OTG Millenial: Lonjakan Kasus Baru di Era New Normal 

OTG Millenial: Lonjakan Kasus Baru di Era New Normal 

Bagi negara yang berdasarkan sistem Islam dengan landasan keimanan, rakyat akan menjadi prioritas utama. Uang seberapapun tidak akan menjadi masalah untuk melindungi rakyat.


Oleh: Haura Az-Zahra

POJOKOPINI.COM — Sudah hampir 2 bulan Indonesia menerapkan new normal di tengah pandemi, namun tidak ada tanda-tanda penurunan kasus positif virus Corona.

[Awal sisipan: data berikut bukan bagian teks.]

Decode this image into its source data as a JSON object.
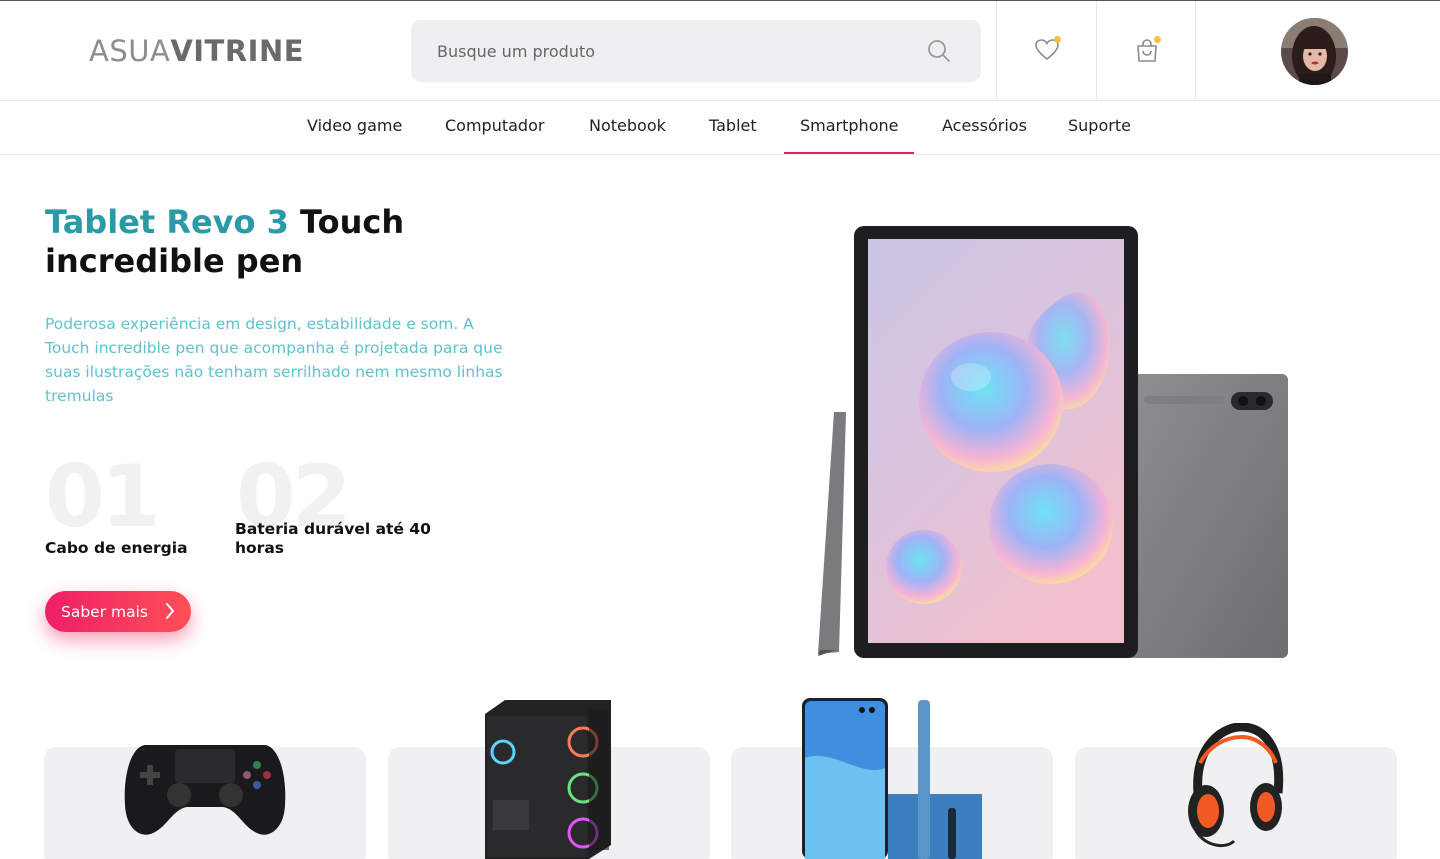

Justru semakin hari peningkatan jumlah pasien positif Covid-19 semakin bertambah. Terhitung per tanggal 18 Juli 2020, kasus virus Corona di Indonesia sudah mencapai 84.882 dengan penambahan kasus positif sebesar 1.752 kasus (detiknews.com 18/7/20).

Menurut juru bicara pemerintah untuk penanganan Covid-19, Achmad Yurianto menyatakan sebagian besar penambahan kasus positif virus Corona yang baru ditemukan kebanyakan berstatus sebagai OTG (Orang Tanpa Gejala). Yurianto juga menyebutkan pasien dengan status OTG sama sekali tidak merasakan keluhan dan tidak merasakan sakit apapun, meski sudah dinyatakan positif Covid-19. Yurianto pun menyatakan beban Rumah Sakit jadi tidak terdampak sampai saat ini meski kasus baru positif Covid-19 mengalami peningkatan (cnnindonesia.com 12/7/20).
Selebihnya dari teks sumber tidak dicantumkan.